CodeCat, on 27 Apr 2007, 18:38, said:
I still don't understand how you people can live with yourselves. You kill and eat hundreds of animals over a lifetime to survive, yet one single human is too much simply for the fact that it's a human. I don't discriminate between species, one human is worth just as much to the world as one cow. The fact that you judge a cow's achievements in life based on human standards instantly voids the argument. How do you know what's important to a cow? Who are you to judge what is important to a cow?
Have you ever eaten an animal foetus on purpose? I don´t and am quite shure I won´t. There is a difference in denying a potential (independent) life and ending an existing one.
How can you say that an individual cow equals an individual human? I don´t judge a cow´s life on a general "human standards", I judge it on
mine so do you and so does everyone else. A cow can never achieve the potential of changin the world as a human, that´s a fact.
CodeCat, on 27 Apr 2007, 18:38, said:
I'd like to draw a parallel to the subversion of 'inferior' races during the colony age. The standards of their society seemed odd to the colonists, so they were labelled as inferior, which granted the colonists the moral right to do pretty much anything with them. I'd say pretty much the same applies to the values of any species, including the different human cultures. Just because they appear as odd to you doesn't mean you shouldn't respect their values for what they are to the people that uphold them. By that reasoning, if I was an alien and came to observe earth and saw what humans are doing to each other right now, I'd label humanity as savage and commence nuking the planet to oblivion.
Whoa, that last sentence doesn´t make any sense...
Colony age discrimination was mindless slaughtering, enslaving (you know, deciding about other human´s lifes) and whatnot. I´m not running around slaughering every cow or fly thinking i´d have the right to do so ´cause of some kind of supremacy...
Mathias, on 27 Apr 2007, 18:38, said:
How can it be such a desireable moral quality to prefer to arbitrarily choose what's best for other people because of the naive assumption that life, as a concept, is worth more than the life quality of several other human beings?
The opposing opinion is based on the naive assumption that that life quality for two others is worth more than life of one aswell. From this point, both stances are arbitrary.
Mathias, on 27 Apr 2007, 18:38, said:
Free will is more important than your sense of righteousness and your big shush-hush finger.
Free will is much more important than your sense of righteousness and domineering those that can´t speak for themselfs.

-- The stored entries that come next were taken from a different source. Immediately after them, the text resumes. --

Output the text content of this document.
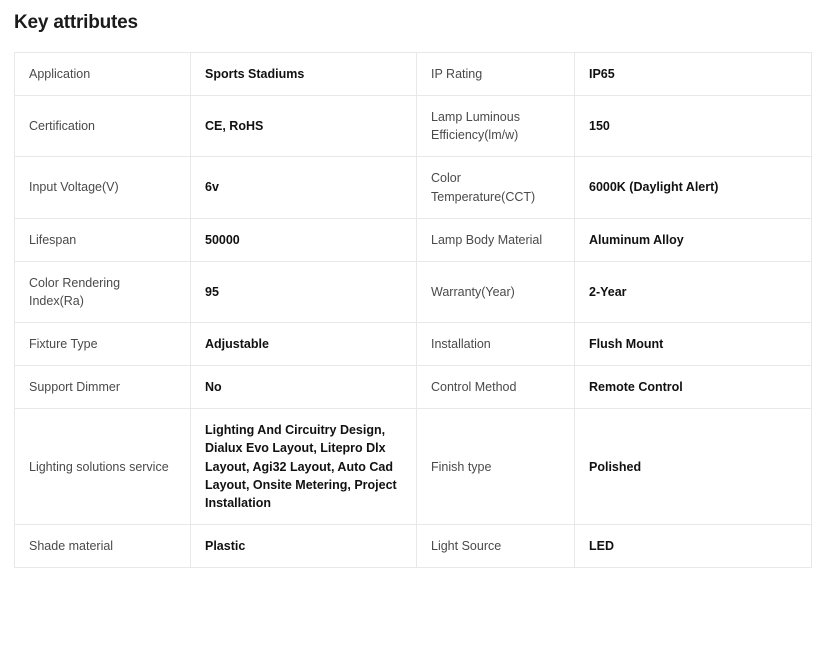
Key attributes
Application	Sports Stadiums	IP Rating	IP65
Certification	CE, RoHS	Lamp Luminous Efficiency(lm/w)	150
Input Voltage(V)	6v	Color Temperature(CCT)	6000K (Daylight Alert)
Lifespan	50000	Lamp Body Material	Aluminum Alloy
Color Rendering Index(Ra)	95	Warranty(Year)	2-Year
Fixture Type	Adjustable	Installation	Flush Mount
Support Dimmer	No	Control Method	Remote Control
Lighting solutions service	Lighting And Circuitry Design, Dialux Evo Layout, Litepro Dlx Layout, Agi32 Layout, Auto Cad Layout, Onsite Metering, Project Installation	Finish type	Polished
Shade material	Plastic	Light Source	LED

Mathias, on 27 Apr 2007, 18:38, said:
People will decide for themselves which loss is the least to endure, and act according to it. We will provide for them the tools to act it out with. The free will of the embryo does not factor into it, because it per definition does not have a free will. If it had a free will, it could not act it out. It could not decide what's best for it based on how its further life would develop.

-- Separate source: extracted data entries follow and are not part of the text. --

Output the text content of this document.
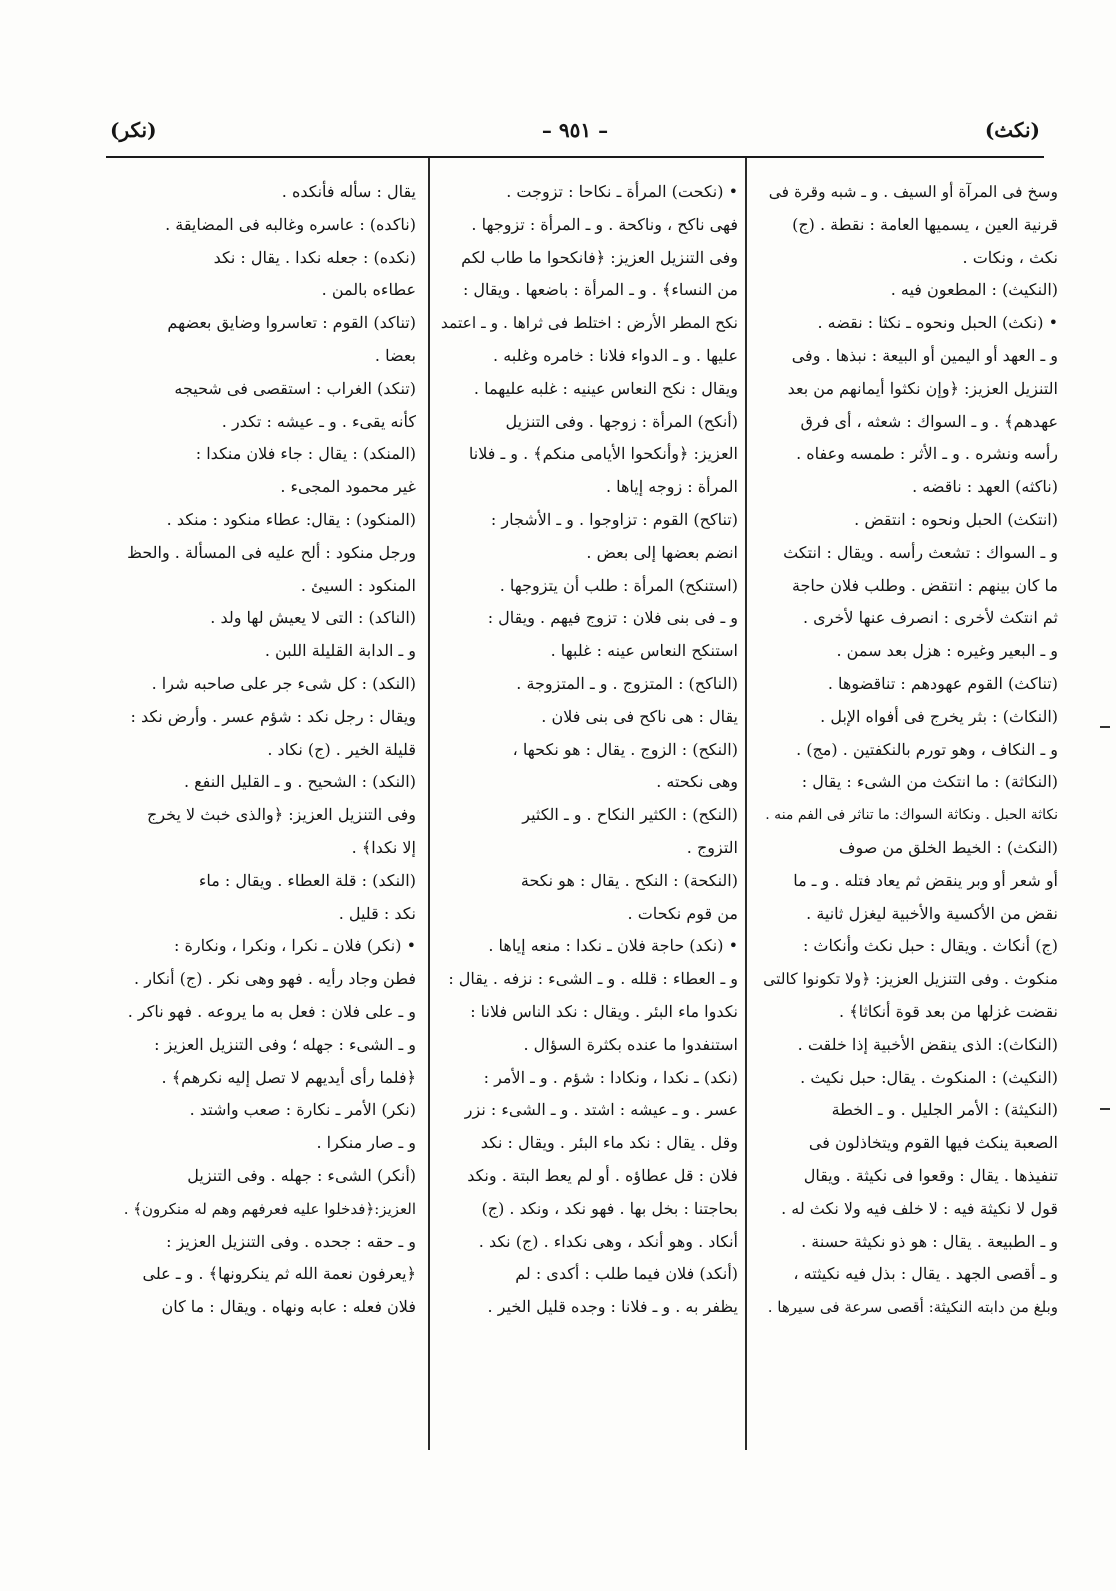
(نكث)
– ٩٥١ –
(نكر)
وسخ فى المرآة أو السيف . و ـ شبه وقرة فى
قرنية العين ، يسميها العامة : نقطة . (ج)
نكث ، ونكات .
(النكيث) : المطعون فيه .
• (نكث) الحبل ونحوه ـ نكثا : نقضه .
و ـ العهد أو اليمين أو البيعة : نبذها . وفى
التنزيل العزيز: ﴿وإن نكثوا أيمانهم من بعد
عهدهم﴾ . و ـ السواك : شعثه ، أى فرق
رأسه ونشره . و ـ الأثر : طمسه وعفاه .
(ناكثه) العهد : ناقضه .
(انتكث) الحبل ونحوه : انتقض .
و ـ السواك : تشعث رأسه . ويقال : انتكث
ما كان بينهم : انتقض . وطلب فلان حاجة
ثم انتكث لأخرى : انصرف عنها لأخرى .
و ـ البعير وغيره : هزل بعد سمن .
(تناكث) القوم عهودهم : تناقضوها .
(النكاث) : بثر يخرج فى أفواه الإبل .
و ـ النكاف ، وهو تورم بالنكفتين . (مج) .
(النكاثة) : ما انتكث من الشىء : يقال :
نكاثة الحبل . ونكاثة السواك: ما تناثر فى الفم منه .
(النكث) : الخيط الخلق من صوف
أو شعر أو وبر ينقض ثم يعاد فتله . و ـ ما
نقض من الأكسية والأخبية ليغزل ثانية .
(ج) أنكاث . ويقال : حبل نكث وأنكاث :
منكوث . وفى التنزيل العزيز: ﴿ولا تكونوا كالتى
نقضت غزلها من بعد قوة أنكاثا﴾ .
(النكاث): الذى ينقض الأخبية إذا خلقت .
(النكيث) : المنكوث . يقال: حبل نكيث .
(النكيثة) : الأمر الجليل . و ـ الخطة
الصعبة ينكث فيها القوم ويتخاذلون فى
تنفيذها . يقال : وقعوا فى نكيثة . ويقال
قول لا نكيثة فيه : لا خلف فيه ولا نكث له .
و ـ الطبيعة . يقال : هو ذو نكيثة حسنة .
و ـ أقصى الجهد . يقال : بذل فيه نكيثته ،
وبلغ من دابته النكيثة: أقصى سرعة فى سيرها .
• (نكحت) المرأة ـ نكاحا : تزوجت .
فهى ناكح ، وناكحة . و ـ المرأة : تزوجها .
وفى التنزيل العزيز: ﴿فانكحوا ما طاب لكم
من النساء﴾ . و ـ المرأة : باضعها . ويقال :
نكح المطر الأرض : اختلط فى ثراها . و ـ اعتمد
عليها . و ـ الدواء فلانا : خامره وغلبه .
ويقال : نكح النعاس عينيه : غلبه عليهما .
(أنكح) المرأة : زوجها . وفى التنزيل
العزيز: ﴿وأنكحوا الأيامى منكم﴾ . و ـ فلانا
المرأة : زوجه إياها .
(تناكح) القوم : تزاوجوا . و ـ الأشجار :
انضم بعضها إلى بعض .
(استنكح) المرأة : طلب أن يتزوجها .
و ـ فى بنى فلان : تزوج فيهم . ويقال :
استنكح النعاس عينه : غلبها .
(الناكح) : المتزوج . و ـ المتزوجة .
يقال : هى ناكح فى بنى فلان .
(النكح) : الزوج . يقال : هو نكحها ،
وهى نكحته .
(النكح) : الكثير النكاح . و ـ الكثير
التزوج .
(النكحة) : النكح . يقال : هو نكحة
من قوم نكحات .
• (نكد) حاجة فلان ـ نكدا : منعه إياها .
و ـ العطاء : قلله . و ـ الشىء : نزفه . يقال :
نكدوا ماء البئر . ويقال : نكد الناس فلانا :
استنفدوا ما عنده بكثرة السؤال .
(نكد) ـ نكدا ، ونكادا : شؤم . و ـ الأمر :
عسر . و ـ عيشه : اشتد . و ـ الشىء : نزر
وقل . يقال : نكد ماء البئر . ويقال : نكد
فلان : قل عطاؤه . أو لم يعط البتة . ونكد
بحاجتنا : بخل بها . فهو نكد ، ونكد . (ج)
أنكاد . وهو أنكد ، وهى نكداء . (ج) نكد .
(أنكد) فلان فيما طلب : أكدى : لم
يظفر به . و ـ فلانا : وجده قليل الخير .
يقال : سأله فأنكده .
(ناكده) : عاسره وغالبه فى المضايقة .
(نكده) : جعله نكدا . يقال : نكد
عطاءه بالمن .
(تناكد) القوم : تعاسروا وضايق بعضهم
بعضا .
(تنكد) الغراب : استقصى فى شحيجه
كأنه يقىء . و ـ عيشه : تكدر .
(المنكد) : يقال : جاء فلان منكدا :
غير محمود المجىء .
(المنكود) : يقال: عطاء منكود : منكد .
ورجل منكود : ألح عليه فى المسألة . والحظ
المنكود : السيئ .
(الناكد) : التى لا يعيش لها ولد .
و ـ الدابة القليلة اللبن .
(النكد) : كل شىء جر على صاحبه شرا .
ويقال : رجل نكد : شؤم عسر . وأرض نكد :
قليلة الخير . (ج) نكاد .
(النكد) : الشحيح . و ـ القليل النفع .
وفى التنزيل العزيز: ﴿والذى خبث لا يخرج
إلا نكدا﴾ .
(النكد) : قلة العطاء . ويقال : ماء
نكد : قليل .
• (نكر) فلان ـ نكرا ، ونكرا ، ونكارة :
فطن وجاد رأيه . فهو وهى نكر . (ج) أنكار .
و ـ على فلان : فعل به ما يروعه . فهو ناكر .
و ـ الشىء : جهله ؛ وفى التنزيل العزيز :
﴿فلما رأى أيديهم لا تصل إليه نكرهم﴾ .
(نكر) الأمر ـ نكارة : صعب واشتد .
و ـ صار منكرا .
(أنكر) الشىء : جهله . وفى التنزيل
العزيز:﴿فدخلوا عليه فعرفهم وهم له منكرون﴾ .
و ـ حقه : جحده . وفى التنزيل العزيز :
﴿يعرفون نعمة الله ثم ينكرونها﴾ . و ـ على
فلان فعله : عابه ونهاه . ويقال : ما كان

People can´t decide which is the least loss. How could they? How should they know? "Hey, are you gonna abort? - No, I made bad experiences the last 27 times, I guess I can say it´s not a good idea."
Yes, it doesn´t have a free will or at least can´t act it out. But it
will have one. Disregarding this is like going trough a hospital and switching off the life-support machines of comatous patients...

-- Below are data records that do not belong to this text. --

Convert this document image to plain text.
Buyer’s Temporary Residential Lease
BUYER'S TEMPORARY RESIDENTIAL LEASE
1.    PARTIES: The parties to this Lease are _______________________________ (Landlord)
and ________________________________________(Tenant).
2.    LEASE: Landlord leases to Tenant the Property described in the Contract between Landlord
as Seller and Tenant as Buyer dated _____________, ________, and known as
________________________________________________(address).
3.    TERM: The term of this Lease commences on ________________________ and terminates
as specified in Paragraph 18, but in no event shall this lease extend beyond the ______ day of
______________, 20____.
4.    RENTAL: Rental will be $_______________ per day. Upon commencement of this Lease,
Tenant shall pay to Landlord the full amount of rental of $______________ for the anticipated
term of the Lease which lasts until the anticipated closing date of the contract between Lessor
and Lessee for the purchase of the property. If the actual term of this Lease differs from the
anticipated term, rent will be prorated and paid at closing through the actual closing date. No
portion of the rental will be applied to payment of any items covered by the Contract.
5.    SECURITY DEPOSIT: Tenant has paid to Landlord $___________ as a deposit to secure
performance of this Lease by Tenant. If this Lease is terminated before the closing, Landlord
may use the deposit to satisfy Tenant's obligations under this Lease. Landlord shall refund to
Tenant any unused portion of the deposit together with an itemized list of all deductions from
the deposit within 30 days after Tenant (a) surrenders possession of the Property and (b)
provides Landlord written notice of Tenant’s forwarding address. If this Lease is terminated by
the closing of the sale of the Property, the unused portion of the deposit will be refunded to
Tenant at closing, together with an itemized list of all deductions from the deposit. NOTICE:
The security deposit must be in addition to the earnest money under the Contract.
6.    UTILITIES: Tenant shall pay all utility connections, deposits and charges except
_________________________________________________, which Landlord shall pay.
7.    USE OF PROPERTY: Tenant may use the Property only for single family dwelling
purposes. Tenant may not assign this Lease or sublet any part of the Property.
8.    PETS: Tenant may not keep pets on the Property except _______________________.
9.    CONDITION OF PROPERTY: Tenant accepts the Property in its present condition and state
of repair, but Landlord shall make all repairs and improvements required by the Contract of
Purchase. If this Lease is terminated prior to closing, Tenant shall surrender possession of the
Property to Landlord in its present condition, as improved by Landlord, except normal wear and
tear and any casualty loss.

Mathias, on 27 Apr 2007, 18:38, said:
You can't base arguments on theories about how certain humans might aspire to "do something great" for humanity. If you say so, then I'll say that it's a grave crime to swat a fly, because that fly might have been a magnificent shit-eater and would have fathered a thousand more little maggots than the other flies in town, an accomplishment far greater in scope - relatively - than poor little adopted Pedro's epic undertakings as a street sweeper in some suburb across the pond.
This has nothing to do with the
chance of or
success in "doing something great". It´s just about the optimum that might perhaps somehow be achieved. For a human individual, this is by far higher then with any other animal.
Mathias, on 27 Apr 2007, 18:38, said:
Murder is murder. Whether or not you want to be bothered by it is the only thing you can decide.
And murder is defined as the planned killing of another person.
Edited by Golan, 27 April 2007 - 21:08.